Mina Makar

Compression of image patches for local feature extraction

Local features are widely used for content-based image retrieval and object recognition. We present an efficient method for encoding digital images suitable for local feature extraction. First, we find the patches in the image corresponding to the detected features. Then, we extract these patches at their characteristic scale and orientation and encode them for efficient transmission. A Discrete Cosine Transform (DCT) with adaptive block size is used for patch compression. We compare this method to directly compressing feature descriptors using transform coding. Experimental results show the superior performance of our technique. Image patches can be compressed to rates around 55 bits/patch (18x compression relative to uncompressed SIFT feature descriptors) and still achieve good image matching performance.

Interframe coding of feature descriptors for mobile augmented reality.
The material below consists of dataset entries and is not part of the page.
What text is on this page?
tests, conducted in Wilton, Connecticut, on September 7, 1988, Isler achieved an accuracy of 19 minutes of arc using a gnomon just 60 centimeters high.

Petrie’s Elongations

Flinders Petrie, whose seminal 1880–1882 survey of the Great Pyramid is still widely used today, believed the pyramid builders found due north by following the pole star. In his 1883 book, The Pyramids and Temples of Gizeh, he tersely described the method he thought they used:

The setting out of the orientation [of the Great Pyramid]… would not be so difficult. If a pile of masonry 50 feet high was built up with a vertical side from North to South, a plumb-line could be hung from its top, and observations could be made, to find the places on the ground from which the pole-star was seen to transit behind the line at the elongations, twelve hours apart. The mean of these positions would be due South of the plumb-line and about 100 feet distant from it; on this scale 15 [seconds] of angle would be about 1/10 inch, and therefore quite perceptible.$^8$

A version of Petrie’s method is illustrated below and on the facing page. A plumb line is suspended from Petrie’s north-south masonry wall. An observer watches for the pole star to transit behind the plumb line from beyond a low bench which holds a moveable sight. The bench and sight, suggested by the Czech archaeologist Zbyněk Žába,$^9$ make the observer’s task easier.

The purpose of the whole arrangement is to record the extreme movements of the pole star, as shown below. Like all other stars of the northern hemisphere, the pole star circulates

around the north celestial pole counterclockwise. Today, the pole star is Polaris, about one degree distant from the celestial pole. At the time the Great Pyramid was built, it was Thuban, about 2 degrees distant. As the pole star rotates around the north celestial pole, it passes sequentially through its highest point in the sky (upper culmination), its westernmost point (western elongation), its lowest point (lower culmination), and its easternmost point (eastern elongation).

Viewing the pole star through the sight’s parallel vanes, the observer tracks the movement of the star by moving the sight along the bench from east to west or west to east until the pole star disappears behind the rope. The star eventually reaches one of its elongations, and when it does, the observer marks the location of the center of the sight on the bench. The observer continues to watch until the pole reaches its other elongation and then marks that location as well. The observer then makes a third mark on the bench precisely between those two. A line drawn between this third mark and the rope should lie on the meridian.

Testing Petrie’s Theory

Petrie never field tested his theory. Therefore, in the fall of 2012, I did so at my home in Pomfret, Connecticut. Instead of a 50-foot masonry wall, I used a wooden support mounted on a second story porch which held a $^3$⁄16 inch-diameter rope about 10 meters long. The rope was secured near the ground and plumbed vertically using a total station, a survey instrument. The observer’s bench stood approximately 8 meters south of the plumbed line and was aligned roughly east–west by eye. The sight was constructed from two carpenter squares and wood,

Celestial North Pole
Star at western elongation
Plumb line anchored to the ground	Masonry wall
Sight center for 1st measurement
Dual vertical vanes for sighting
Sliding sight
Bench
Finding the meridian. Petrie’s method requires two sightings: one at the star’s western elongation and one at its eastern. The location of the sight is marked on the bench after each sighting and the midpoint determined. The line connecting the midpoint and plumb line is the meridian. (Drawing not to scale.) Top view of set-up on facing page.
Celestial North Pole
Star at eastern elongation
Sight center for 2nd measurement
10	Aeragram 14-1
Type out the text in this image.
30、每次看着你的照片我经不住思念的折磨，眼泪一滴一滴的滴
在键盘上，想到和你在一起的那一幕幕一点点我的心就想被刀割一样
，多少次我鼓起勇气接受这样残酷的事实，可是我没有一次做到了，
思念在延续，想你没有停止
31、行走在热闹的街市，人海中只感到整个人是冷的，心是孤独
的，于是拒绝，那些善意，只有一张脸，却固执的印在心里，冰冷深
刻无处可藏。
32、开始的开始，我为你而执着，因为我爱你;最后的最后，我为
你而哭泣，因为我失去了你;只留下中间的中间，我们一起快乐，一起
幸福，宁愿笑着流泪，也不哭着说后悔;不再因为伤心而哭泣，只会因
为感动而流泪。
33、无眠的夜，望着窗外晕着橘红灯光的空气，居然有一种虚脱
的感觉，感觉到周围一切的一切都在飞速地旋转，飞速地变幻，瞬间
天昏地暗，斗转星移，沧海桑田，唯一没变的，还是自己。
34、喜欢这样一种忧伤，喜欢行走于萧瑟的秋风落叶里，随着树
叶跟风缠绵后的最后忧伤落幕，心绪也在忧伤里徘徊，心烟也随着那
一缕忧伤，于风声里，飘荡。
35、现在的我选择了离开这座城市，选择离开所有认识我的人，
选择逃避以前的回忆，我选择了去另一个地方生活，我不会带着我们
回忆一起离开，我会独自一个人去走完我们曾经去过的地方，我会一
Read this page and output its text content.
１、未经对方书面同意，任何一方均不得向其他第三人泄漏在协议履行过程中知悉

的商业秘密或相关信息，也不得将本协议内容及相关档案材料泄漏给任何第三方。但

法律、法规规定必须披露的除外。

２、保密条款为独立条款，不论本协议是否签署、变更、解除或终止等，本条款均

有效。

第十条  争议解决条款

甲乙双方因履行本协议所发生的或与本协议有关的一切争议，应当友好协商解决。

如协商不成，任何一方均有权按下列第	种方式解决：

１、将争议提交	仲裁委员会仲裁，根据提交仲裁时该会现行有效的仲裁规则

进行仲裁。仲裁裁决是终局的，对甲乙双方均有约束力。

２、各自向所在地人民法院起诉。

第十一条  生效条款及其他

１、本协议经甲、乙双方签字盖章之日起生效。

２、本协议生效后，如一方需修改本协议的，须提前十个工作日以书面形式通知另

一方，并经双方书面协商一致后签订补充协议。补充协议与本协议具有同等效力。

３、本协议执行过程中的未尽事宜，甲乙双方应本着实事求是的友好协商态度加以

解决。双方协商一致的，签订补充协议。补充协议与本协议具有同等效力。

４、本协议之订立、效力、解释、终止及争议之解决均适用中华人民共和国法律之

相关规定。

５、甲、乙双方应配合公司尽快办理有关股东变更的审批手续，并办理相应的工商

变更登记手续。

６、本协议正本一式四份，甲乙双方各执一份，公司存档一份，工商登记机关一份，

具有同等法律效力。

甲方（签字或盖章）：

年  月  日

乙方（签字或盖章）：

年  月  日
Streaming mobile augmented reality applications require both real-time recognition and tracking of objects of interest in a video sequence. Typically, local features are calculated from the gradients of a canonical patch around a keypoint in individual video frames. In this paper, we propose a temporally coherent keypoint detector and design efficient interframe predictive coding techniques for canonical patches, feature descriptors, and keypoint locations. In the proposed system, we strive to transmit each patch or its equivalent feature descriptor with as few bits as possible by modifying a previously transmitted patch or descriptor. Our solution enables server-based mobile augmented reality where a continuous stream of salient information, sufficient for image-based retrieval, and object localization, is sent at a bit-rate that is practical for todays wireless links and less than one-tenth of the bit-rate needed to stream the compressed video to the server.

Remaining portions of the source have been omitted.